Children under the age of two and people with medical conditions that make it difficult to wear a mask would be the only exceptions.

This temporary measure was instituted on July 7. It will be re-examined when Toronto city councillors meet in late September or early October.

For some Torontonians, it was business as usual. They had been wearing masks on a regular (or fairly regular) basis and would continue to do so.

For others, wearing a mask would be a new addition to their daily routines.

I’m among them.

There were no political reasons behind my decision. No medical reasons. No soapbox-worthy reasons.

My family and I have lived in (mostly) self-isolation since early March. Other than occasional trips to grocery stores, a few takeout orders from restaurants and some walks, our home has been transformed into a pseudo-monastery.

My wife and son wore masks when they went to enclosed public spaces. We’ve all been healthy and COVID-19-free. We could be asymptomatic, of course, but for the purposes of this column, we’ll assume that’s not the case.

So why didn’t I just wear a mask?

Masks weren’t mandatory in Toronto before last week. I had the freedom to wear one, or not, during that period. I chose the latter. When masks became mandatory, I started to wear one. It’s as simple as that.

The science behind mask-wearing hasn’t been perfectly clear, either.

Many countries, including Canada, have wavered about people wearing masks during COVID-19. Many respected doctors and public health officials, including Canada’s chief public health officer Theresa Tam, have flip-flopped on this issue. It still happens to this day.

Academic studies, results and conclusions have been all over the map, too.

Some, like the New England Journal of Medicine, The Lancet and studies conducted by Texas A&M and the U.K.’s University of Cambridge, suggested the use of masks, even non-medical ones, helped reduce the amount of potentially contagious droplets. It would protect the user – and, more importantly in their view, other people – from catching these contagions that are excreted from the mouth through breathing and talking.

Then again, studies published in the Annals of Internal Medicine and Nature Medicine showed different results for those who didn’t wear N95 medical masks. (The former was recently retracted.)

The U.S.-based Centers for Disease Control and Prevention’s analysis of 10 randomized control tests in May revealed “no significant reduction in influenza transmission with the use of face masks.”

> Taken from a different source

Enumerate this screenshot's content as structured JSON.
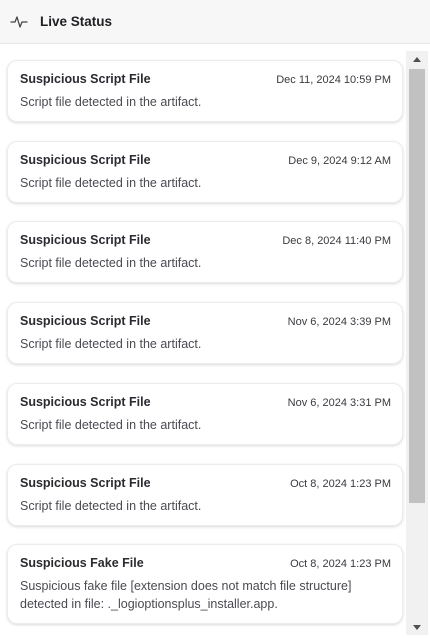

An April 26 report by Australia’s National Center for Immunization Research and Surveillance, which followed a few infected students and teachers in the New South Wales education system, suggested the “spread of COVID-19 within N.S.W. schools has been very limited.

There are also older studies from academic publications like Epidemiology and Infection, Clinical Infectious Diseases and the Canadian Medical Association Journal expressing mixed opinions about the effectiveness of N95 masks and respirators.

Some have argued that new research and findings will regularly move the needle of opinion and analysis on timely issues and policies. That’s fair. But if there really isn’t a consensus among the understood experts and institutions, it becomes difficult to establish a consensus among the general populace.

The narrative on wearing masks during COVID-19 has therefore been inconsistent. You can either deny this or claim the greater good of society should always be an overriding principle. But when you put everything together, it really comes down to a person’s comfort level, belief system, and what he or she wants to do until instructed otherwise.

I don’t have the slightest issue wearing a face mask on a mandatory basis for a temporary period of time. My doubts are what they are but the law is the law.

Troy Media columnist and political commentator Michael Taube was a speechwriter for former prime minister Stephen Harper.